Costs and Benefits of Policies and Practices Addressing Land Degradation and Drought in the Drylands. White Paper II

Costs and Benefits of Policies and Practices Addressing Land Degradation and Drought in the Drylands. White Paper II

Resource information

Date of publication
Novembre 2013
Resource Language
ISBN / Resource ID
UNCCD:885
Pages
125

Drylands are complex social-ecological systems, characterized by non-linearity of causation, complex feedback loops within and between the many different social, ecological, and economic entities, and potential of regime shifts to alternative stable states as a result of thresholds.

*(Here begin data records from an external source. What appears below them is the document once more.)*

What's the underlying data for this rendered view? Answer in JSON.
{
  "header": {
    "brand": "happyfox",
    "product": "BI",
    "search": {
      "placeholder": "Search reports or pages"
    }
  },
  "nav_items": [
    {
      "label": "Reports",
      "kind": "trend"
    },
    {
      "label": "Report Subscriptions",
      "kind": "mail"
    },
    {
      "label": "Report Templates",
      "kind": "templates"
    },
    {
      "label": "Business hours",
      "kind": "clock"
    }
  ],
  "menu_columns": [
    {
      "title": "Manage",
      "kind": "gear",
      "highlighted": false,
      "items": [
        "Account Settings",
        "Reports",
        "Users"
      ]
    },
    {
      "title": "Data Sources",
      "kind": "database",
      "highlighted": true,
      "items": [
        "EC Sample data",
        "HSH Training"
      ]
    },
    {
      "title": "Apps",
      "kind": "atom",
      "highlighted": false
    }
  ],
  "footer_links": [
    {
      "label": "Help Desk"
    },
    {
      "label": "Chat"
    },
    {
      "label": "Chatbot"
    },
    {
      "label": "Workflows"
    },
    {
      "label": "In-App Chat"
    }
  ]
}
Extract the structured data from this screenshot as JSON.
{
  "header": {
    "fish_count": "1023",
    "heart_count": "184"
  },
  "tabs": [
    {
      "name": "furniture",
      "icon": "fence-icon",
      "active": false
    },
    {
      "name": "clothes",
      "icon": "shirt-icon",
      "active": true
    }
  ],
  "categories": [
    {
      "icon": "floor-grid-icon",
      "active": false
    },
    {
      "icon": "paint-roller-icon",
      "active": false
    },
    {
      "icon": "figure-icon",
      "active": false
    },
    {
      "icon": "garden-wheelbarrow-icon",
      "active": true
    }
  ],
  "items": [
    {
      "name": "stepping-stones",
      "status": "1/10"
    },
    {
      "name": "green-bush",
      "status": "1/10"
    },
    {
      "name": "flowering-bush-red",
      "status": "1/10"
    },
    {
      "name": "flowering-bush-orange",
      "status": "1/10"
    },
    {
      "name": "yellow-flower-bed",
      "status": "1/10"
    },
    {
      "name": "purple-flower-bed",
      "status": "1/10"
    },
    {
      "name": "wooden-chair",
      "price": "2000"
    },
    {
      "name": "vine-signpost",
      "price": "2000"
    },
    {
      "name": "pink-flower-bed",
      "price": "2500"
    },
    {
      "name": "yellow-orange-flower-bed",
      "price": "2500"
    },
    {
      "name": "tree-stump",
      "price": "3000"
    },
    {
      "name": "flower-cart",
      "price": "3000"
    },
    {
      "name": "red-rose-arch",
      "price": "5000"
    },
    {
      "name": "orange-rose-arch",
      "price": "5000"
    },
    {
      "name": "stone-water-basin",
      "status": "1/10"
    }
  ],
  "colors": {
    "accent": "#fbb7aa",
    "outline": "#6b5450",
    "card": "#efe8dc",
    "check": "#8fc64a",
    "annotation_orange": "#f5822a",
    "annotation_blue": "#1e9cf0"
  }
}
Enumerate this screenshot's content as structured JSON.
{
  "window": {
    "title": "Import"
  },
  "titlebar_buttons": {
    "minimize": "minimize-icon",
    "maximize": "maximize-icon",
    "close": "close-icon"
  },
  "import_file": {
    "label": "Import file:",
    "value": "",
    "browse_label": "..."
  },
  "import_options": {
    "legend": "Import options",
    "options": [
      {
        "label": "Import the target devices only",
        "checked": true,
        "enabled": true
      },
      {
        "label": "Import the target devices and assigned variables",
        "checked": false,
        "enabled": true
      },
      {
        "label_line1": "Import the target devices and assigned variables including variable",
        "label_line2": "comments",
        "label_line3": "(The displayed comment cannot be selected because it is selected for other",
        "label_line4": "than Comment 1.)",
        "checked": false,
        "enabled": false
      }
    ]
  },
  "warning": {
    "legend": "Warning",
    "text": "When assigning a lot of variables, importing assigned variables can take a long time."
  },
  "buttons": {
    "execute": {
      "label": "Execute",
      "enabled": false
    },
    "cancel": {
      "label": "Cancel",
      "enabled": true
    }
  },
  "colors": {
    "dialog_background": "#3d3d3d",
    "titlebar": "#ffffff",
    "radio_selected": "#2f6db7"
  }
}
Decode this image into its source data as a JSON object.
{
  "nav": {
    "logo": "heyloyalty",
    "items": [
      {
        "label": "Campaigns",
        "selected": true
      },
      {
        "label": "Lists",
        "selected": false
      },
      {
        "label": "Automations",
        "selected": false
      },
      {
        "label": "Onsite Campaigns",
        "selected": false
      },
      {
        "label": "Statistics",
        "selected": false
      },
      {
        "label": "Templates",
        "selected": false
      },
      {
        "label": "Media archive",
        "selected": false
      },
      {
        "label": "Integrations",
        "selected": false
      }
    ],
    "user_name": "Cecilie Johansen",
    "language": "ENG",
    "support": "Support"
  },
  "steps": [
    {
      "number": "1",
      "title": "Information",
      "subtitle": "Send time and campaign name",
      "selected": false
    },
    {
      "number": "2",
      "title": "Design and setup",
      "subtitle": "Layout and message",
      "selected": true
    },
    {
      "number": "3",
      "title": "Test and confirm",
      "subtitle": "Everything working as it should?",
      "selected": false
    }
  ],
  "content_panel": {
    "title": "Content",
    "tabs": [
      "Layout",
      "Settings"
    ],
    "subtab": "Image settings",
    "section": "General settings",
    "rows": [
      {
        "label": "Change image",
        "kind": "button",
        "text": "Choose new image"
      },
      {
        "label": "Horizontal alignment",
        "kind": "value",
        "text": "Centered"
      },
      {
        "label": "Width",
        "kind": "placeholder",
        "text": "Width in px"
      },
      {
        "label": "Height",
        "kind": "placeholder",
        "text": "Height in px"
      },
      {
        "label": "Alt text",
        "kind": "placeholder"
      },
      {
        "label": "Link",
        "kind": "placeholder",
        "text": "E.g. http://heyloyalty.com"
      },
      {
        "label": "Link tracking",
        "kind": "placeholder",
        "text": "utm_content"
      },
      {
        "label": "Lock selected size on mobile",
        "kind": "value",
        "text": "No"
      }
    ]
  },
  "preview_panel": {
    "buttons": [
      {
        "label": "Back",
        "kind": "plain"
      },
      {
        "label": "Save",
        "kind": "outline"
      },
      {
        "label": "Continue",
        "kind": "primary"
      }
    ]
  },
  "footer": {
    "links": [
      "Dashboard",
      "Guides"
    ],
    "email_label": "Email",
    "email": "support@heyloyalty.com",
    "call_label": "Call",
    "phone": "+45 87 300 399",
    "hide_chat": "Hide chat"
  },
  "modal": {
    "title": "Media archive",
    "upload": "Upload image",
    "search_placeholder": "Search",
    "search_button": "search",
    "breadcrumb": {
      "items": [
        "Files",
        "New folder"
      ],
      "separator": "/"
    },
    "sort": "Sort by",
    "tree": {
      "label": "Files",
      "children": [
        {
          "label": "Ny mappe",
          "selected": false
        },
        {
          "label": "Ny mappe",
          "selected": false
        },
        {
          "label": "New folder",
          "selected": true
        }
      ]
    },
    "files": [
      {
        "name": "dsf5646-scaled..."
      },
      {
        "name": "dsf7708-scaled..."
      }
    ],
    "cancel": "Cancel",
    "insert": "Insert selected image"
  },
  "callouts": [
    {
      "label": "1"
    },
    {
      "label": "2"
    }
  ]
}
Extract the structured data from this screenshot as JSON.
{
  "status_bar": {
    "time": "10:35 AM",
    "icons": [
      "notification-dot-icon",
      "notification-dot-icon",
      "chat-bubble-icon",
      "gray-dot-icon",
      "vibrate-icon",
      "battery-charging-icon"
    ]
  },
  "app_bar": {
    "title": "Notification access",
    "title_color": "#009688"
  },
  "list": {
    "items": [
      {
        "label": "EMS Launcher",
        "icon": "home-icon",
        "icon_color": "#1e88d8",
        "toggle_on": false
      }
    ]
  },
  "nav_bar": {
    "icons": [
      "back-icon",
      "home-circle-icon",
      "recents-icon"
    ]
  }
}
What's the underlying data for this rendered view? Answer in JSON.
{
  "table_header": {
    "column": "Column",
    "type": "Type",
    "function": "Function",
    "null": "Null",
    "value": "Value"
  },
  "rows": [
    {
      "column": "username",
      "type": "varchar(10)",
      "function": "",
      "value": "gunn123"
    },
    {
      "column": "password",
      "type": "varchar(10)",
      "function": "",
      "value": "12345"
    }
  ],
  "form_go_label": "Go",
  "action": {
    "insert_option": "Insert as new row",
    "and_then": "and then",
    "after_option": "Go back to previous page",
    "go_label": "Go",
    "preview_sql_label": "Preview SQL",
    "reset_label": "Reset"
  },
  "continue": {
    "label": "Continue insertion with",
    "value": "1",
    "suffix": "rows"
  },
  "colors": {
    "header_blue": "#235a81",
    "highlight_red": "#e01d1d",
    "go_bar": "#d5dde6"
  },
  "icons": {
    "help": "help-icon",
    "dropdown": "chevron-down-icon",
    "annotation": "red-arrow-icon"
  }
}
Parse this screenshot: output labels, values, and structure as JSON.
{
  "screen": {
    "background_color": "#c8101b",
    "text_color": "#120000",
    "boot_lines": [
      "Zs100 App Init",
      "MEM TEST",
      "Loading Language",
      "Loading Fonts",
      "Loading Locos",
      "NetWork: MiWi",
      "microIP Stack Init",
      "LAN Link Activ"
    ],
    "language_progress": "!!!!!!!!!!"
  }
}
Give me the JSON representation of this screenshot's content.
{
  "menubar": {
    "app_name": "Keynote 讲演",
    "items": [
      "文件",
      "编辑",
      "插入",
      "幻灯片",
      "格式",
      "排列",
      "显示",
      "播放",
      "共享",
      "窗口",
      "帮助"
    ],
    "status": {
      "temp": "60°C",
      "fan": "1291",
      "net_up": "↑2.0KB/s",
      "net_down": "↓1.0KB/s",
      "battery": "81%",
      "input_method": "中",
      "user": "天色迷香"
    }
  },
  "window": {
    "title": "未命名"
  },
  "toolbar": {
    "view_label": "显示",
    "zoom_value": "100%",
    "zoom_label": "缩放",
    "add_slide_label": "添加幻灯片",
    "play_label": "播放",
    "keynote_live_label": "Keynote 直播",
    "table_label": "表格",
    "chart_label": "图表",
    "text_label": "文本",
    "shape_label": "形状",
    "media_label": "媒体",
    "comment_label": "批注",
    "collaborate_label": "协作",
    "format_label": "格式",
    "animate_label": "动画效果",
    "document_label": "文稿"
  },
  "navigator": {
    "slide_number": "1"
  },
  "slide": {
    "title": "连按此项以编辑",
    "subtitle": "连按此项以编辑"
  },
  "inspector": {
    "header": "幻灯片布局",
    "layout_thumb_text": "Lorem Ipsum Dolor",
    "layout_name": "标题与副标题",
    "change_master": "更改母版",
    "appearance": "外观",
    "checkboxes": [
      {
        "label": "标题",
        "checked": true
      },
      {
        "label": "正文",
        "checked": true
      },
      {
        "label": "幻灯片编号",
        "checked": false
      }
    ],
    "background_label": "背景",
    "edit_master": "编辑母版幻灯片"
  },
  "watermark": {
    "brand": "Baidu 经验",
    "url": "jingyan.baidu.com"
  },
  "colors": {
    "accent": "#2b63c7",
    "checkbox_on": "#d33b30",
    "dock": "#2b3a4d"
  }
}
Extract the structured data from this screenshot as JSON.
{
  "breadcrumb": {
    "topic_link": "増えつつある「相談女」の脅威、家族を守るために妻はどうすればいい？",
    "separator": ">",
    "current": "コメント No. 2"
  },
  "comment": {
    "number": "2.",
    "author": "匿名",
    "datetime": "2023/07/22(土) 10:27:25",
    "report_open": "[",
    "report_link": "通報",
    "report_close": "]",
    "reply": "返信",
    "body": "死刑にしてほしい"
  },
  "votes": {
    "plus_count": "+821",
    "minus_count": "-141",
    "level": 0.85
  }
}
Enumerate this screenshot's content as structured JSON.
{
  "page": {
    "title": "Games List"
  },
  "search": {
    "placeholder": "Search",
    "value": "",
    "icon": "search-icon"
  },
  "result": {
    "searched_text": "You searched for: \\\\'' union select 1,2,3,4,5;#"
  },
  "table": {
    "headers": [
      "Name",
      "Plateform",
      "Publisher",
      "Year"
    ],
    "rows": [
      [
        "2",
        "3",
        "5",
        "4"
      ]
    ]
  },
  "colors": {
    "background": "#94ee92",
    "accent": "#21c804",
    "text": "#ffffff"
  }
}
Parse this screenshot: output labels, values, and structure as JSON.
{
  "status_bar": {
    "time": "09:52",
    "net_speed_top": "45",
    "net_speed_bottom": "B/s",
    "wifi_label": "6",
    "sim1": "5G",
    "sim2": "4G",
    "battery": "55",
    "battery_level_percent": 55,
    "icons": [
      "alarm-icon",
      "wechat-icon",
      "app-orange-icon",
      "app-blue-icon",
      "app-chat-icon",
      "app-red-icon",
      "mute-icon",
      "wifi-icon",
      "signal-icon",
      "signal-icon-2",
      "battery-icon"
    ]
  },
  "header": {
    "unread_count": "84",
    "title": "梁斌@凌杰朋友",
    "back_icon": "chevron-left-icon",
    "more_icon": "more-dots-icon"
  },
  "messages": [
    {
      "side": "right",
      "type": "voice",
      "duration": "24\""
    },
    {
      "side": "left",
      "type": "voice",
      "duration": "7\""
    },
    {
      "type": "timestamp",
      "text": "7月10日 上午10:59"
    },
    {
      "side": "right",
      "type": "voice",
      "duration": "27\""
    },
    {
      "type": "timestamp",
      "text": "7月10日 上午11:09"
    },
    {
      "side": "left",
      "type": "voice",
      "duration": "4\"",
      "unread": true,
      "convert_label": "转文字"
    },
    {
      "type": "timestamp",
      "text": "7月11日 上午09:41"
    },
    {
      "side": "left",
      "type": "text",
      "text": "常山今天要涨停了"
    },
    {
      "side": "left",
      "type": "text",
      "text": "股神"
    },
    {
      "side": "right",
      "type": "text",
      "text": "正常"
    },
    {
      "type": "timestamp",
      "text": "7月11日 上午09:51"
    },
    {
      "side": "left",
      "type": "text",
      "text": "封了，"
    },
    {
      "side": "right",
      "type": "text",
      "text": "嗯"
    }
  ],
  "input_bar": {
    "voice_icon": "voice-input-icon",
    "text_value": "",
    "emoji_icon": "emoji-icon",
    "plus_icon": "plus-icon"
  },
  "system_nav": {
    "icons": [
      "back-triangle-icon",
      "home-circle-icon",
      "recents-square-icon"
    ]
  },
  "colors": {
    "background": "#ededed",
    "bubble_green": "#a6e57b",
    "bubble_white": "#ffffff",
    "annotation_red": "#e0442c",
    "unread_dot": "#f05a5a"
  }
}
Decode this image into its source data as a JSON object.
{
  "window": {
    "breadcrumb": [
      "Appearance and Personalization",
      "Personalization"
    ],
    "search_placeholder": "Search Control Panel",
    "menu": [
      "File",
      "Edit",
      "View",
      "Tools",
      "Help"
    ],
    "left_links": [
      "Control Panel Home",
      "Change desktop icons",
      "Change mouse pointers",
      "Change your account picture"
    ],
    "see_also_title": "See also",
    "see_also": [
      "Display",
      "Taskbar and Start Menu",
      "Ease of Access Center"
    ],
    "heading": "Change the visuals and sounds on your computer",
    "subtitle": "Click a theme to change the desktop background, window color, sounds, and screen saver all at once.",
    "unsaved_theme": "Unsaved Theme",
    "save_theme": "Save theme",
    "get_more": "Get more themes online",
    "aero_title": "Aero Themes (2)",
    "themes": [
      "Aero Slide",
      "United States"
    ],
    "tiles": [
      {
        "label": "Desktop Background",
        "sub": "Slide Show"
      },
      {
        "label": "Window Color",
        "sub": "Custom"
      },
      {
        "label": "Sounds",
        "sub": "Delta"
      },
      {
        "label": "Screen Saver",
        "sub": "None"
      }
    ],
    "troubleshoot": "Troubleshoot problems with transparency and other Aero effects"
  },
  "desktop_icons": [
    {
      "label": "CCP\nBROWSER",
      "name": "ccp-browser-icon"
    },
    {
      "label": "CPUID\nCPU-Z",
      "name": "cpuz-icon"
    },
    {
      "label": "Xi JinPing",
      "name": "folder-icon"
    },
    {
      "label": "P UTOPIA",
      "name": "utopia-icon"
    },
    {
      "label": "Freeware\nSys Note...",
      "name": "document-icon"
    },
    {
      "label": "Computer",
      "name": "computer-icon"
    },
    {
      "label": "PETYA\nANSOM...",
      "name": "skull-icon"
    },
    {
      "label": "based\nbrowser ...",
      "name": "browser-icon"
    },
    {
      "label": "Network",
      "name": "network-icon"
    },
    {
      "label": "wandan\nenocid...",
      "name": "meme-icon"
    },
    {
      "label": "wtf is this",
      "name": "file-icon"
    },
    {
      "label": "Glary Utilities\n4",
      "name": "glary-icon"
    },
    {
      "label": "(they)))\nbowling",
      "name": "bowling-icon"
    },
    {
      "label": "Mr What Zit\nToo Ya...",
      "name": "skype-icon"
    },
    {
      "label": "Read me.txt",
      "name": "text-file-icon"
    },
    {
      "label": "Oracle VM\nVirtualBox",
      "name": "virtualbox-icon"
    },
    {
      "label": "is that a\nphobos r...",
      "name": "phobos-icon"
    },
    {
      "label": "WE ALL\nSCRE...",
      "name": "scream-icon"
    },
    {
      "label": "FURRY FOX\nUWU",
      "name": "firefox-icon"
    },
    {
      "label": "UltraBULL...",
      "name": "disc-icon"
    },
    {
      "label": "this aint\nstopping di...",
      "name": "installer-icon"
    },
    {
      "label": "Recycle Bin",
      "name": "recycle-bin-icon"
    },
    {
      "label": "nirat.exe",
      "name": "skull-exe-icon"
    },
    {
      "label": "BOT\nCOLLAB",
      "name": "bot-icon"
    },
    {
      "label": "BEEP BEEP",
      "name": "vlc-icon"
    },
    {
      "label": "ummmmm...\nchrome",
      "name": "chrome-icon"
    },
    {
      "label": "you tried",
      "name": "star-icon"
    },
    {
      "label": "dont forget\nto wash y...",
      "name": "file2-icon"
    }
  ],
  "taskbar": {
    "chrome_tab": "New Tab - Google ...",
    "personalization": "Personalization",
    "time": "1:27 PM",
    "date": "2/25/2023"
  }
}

As such, dryland management faces a high level of uncertainty and unpredictability.  To strengthen the scientific foundation for sustainable dryland and drought risk management, there is a need for a system approach based on transdisciplinarity with emphasis on participatory research and involvement of practitioners as well as scholars from different scientific disciplines to address problems in an integrated manner.  A critical means to achieve sustainable dryland and drought risk management is to strengthen resilience through capacity development of individuals, communities, and systems to survive, adapt, and follow a positive trajectory in the face of external and/or internal changes, even catastrophic incidents, and rebound strengthened and more resourceful while retaining essentially the same functions.  Another critical means is the application of an ecosystem services approach to ensure proper attention to the dynamic and interlinked provisioning, regulating, supporting, and cultural dryland ecosystem services. The ecosystem services approach has proven particularly useful and challenging for economic valuation of sustainable dryland and drought risk management as a basic tool for direct management purposes as well as policy decision-making.  Based on a comprehensive literature review of recent peer-reviewed scientific journals complemented with grey literature, this White Paper provides an introduction to current thinking about economic valuation techniques related to different aspects of dryland management and policy-making. The paper highlights the challenges that exist, the different opinions about the best way to address environmental economic valuations, and the many assumptions that need to be clearly identified for each exercise in order to communicate the results efficiently to decision-makers at all levels.